Furthermore, Heber points out, because language is constantly evolving, it’s possible that our current concept of “internet slang” could look very different in five years. Words, he says, are made to be changed and replaced.

“Words in language are a bit like biological species,” Heber said. “If you look at all the biological species that were alive on this planet, a large percentage of them are now extinct. And words are sort of like that. Most of the words that have entered the English language are now gone.”

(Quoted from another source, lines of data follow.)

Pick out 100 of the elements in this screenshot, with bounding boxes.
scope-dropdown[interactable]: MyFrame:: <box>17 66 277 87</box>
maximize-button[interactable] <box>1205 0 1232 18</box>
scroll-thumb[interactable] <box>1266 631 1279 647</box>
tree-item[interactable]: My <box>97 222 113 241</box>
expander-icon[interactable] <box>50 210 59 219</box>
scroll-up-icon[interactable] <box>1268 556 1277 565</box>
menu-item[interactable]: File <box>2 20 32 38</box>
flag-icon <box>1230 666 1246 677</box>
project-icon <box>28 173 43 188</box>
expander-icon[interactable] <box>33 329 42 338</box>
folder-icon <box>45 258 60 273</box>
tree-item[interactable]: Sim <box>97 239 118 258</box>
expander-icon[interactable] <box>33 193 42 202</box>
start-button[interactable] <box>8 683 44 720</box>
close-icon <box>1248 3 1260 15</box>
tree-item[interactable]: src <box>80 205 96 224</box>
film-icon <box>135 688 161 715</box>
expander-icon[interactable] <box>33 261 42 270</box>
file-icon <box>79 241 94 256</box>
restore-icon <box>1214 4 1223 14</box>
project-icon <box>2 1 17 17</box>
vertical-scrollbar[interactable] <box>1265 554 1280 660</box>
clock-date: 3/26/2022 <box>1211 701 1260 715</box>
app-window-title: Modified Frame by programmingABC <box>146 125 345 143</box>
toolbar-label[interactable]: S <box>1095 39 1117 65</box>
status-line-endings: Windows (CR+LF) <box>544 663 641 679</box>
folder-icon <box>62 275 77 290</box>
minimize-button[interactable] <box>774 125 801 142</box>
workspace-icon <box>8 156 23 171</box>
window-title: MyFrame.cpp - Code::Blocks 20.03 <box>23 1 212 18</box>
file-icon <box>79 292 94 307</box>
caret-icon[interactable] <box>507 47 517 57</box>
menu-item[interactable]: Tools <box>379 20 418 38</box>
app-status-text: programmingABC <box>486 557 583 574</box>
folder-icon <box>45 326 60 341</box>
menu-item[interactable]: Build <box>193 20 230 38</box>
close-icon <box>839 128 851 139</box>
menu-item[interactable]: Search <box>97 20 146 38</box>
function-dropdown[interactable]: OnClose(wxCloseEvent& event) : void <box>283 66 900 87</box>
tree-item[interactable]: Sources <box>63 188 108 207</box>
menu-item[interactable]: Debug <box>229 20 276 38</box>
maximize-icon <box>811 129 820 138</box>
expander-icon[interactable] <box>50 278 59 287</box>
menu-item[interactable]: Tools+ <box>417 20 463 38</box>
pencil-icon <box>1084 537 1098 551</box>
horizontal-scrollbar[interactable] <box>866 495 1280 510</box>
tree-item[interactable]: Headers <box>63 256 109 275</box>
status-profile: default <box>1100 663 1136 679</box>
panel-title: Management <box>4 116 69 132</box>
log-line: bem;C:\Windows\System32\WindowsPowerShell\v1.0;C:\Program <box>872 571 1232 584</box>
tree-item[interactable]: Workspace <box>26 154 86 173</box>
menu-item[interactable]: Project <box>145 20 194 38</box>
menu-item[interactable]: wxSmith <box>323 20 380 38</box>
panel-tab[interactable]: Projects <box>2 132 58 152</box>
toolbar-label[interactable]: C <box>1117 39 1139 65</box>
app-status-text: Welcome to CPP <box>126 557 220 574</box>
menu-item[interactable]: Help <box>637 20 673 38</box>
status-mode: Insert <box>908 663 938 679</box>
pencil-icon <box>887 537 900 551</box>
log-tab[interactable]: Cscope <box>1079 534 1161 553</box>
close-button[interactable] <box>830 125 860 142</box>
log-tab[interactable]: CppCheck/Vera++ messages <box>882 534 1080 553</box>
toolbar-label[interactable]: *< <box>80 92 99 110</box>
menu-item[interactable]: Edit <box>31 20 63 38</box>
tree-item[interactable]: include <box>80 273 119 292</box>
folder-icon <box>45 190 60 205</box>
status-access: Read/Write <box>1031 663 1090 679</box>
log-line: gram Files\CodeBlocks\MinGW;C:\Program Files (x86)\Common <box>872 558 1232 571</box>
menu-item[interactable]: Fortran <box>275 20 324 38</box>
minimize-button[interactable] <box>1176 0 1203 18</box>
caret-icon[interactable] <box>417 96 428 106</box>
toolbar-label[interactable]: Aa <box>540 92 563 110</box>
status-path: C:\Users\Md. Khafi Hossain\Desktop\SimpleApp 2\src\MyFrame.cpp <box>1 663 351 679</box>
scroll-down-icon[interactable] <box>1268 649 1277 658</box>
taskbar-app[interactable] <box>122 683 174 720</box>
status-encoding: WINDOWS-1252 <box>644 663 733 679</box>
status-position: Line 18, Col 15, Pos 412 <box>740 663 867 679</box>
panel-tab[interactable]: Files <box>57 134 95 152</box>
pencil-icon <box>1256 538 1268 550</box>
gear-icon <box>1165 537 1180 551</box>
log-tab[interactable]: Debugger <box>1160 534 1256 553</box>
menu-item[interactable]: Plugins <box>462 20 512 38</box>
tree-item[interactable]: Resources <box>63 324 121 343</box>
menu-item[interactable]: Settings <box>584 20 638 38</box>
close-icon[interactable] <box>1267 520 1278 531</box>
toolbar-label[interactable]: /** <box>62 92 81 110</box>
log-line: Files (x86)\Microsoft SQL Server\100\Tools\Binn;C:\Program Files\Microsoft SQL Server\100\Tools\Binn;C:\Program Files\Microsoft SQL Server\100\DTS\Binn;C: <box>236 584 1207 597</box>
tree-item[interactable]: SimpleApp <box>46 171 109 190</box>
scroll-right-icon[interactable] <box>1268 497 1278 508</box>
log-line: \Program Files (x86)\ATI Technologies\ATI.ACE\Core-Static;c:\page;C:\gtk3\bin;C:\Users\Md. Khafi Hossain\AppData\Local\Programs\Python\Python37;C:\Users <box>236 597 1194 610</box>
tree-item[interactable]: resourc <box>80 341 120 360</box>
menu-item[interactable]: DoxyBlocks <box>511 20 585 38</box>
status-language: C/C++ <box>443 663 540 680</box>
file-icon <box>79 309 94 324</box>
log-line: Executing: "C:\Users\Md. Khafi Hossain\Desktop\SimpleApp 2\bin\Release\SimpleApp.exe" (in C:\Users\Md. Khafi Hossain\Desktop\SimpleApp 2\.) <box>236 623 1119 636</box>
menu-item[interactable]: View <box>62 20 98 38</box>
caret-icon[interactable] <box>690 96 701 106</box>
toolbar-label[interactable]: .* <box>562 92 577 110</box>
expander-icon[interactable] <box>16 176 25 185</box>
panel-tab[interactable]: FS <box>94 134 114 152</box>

Our methods for adopting a new language are often the same, Heber says. What has changed is Vision from that language.

Social media gives us a vivid look at how words are evolving and recording, sometimes in just a few days. It’s a strange kind of amusing mirror, displaying the rough and often flawed ways in which we adopt a new language.

Every linguist who spoke to In The Know for this story stressed the same point: slang is language. Although the slang is Often defined as “informal” Vocabulary, history has shown is in fact an integral part of the evolution of our speaking styles. It is a vital and crucial aspect of culture.

This fact has always been true, but the difference is that today we see words evolve firsthand, and learn their true value in the process.

“There is an idea that slang is like an adornment in ResturantYou won’t eat it, said m’Cheaux, but it looks nice. “People look at the slang as if it was embellished on the plate, but that’s not how this works.”

the post Is the internet changing how we talk about slang? first appeared in knowledge.